When the game ended, the boy rapidly found himself in front of the girl, laughing at her bouncing legs. Hayley said something that made her laugh just as he was about to ask her a question and his train of thought promptly jumped off a cliff. Freckles he'd known, but dimples? Had she no conscience?

So they talked till she went home, and the next week he found her in the corner with Hayley, legs still bouncing, and they talked, and the next, and the next. But he always remained the boy who played, and she the girl who watched. She only once told him why, and though he'd asked, for once he neither sympathized nor understood, nor did he even really listen. She knew him, and he thought he knew her.

Then the boy moved twice in as many months. And he forgot the girl who watched as he switched families, siblings and churches.

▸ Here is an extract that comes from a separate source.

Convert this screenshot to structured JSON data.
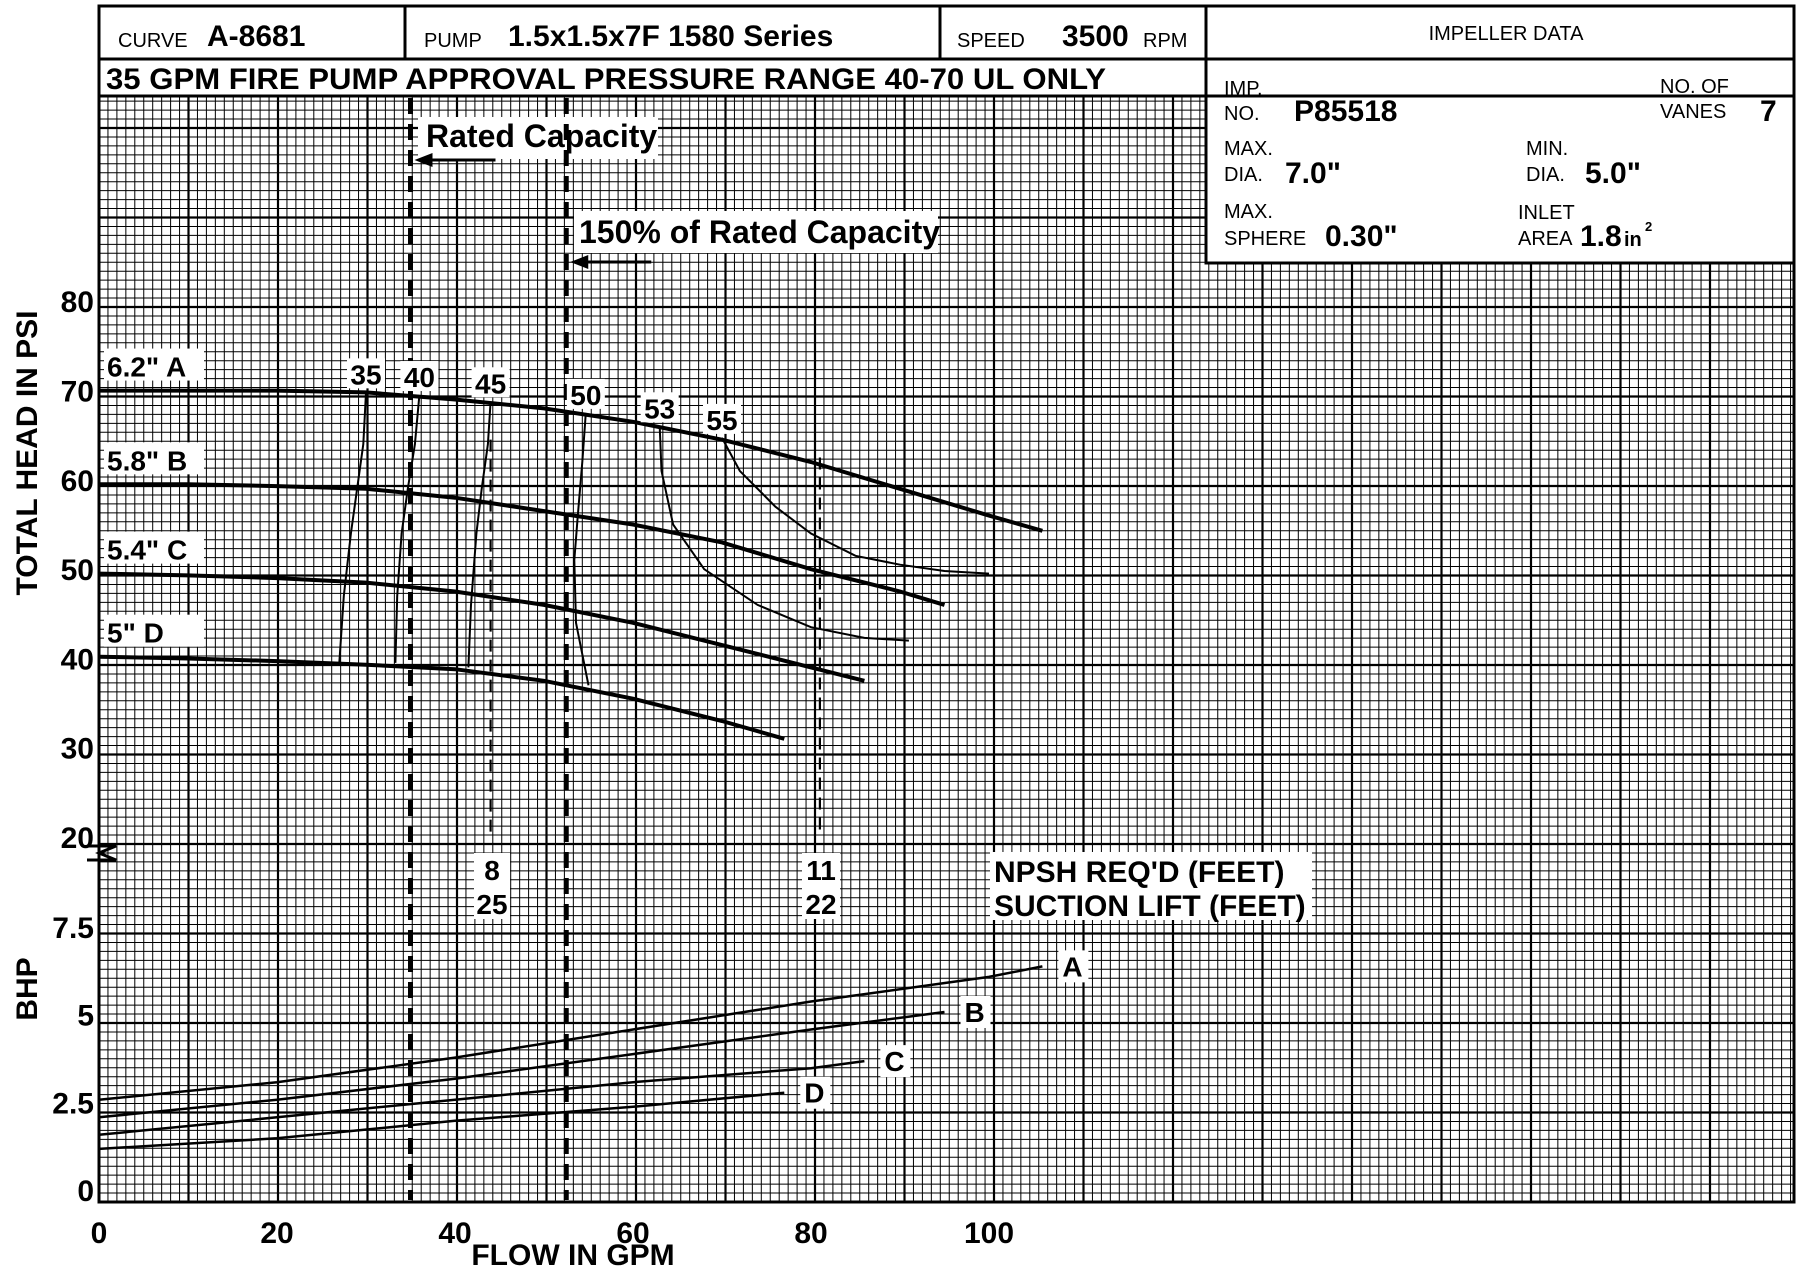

He became the boy who played the games in other groups, and she the girl who no longer watched the games at all. She sat on a bed, not a counter, and her feet did not bounce. She no longer talked to Hayley, but to her mom, and neither of them giggled when the doctors cut off her feet to save her heart.

The girl who watched died in a hospital far from her home and farther from the boy who played the games. She sent him a heart-shaped necklace: her broken heart and his.

The boy now has even shaggier hair that usually looks weird, or at least wild, without any assistance from him. He sometimes tucks his shirt into jeans, but never shorts. He invented a story for the accent, and occasionally he still plays the games, bad knee bad shoulder bad back and all. But usually he is found quiet on a counter in a corner, experimentally bouncing his legs, and watching.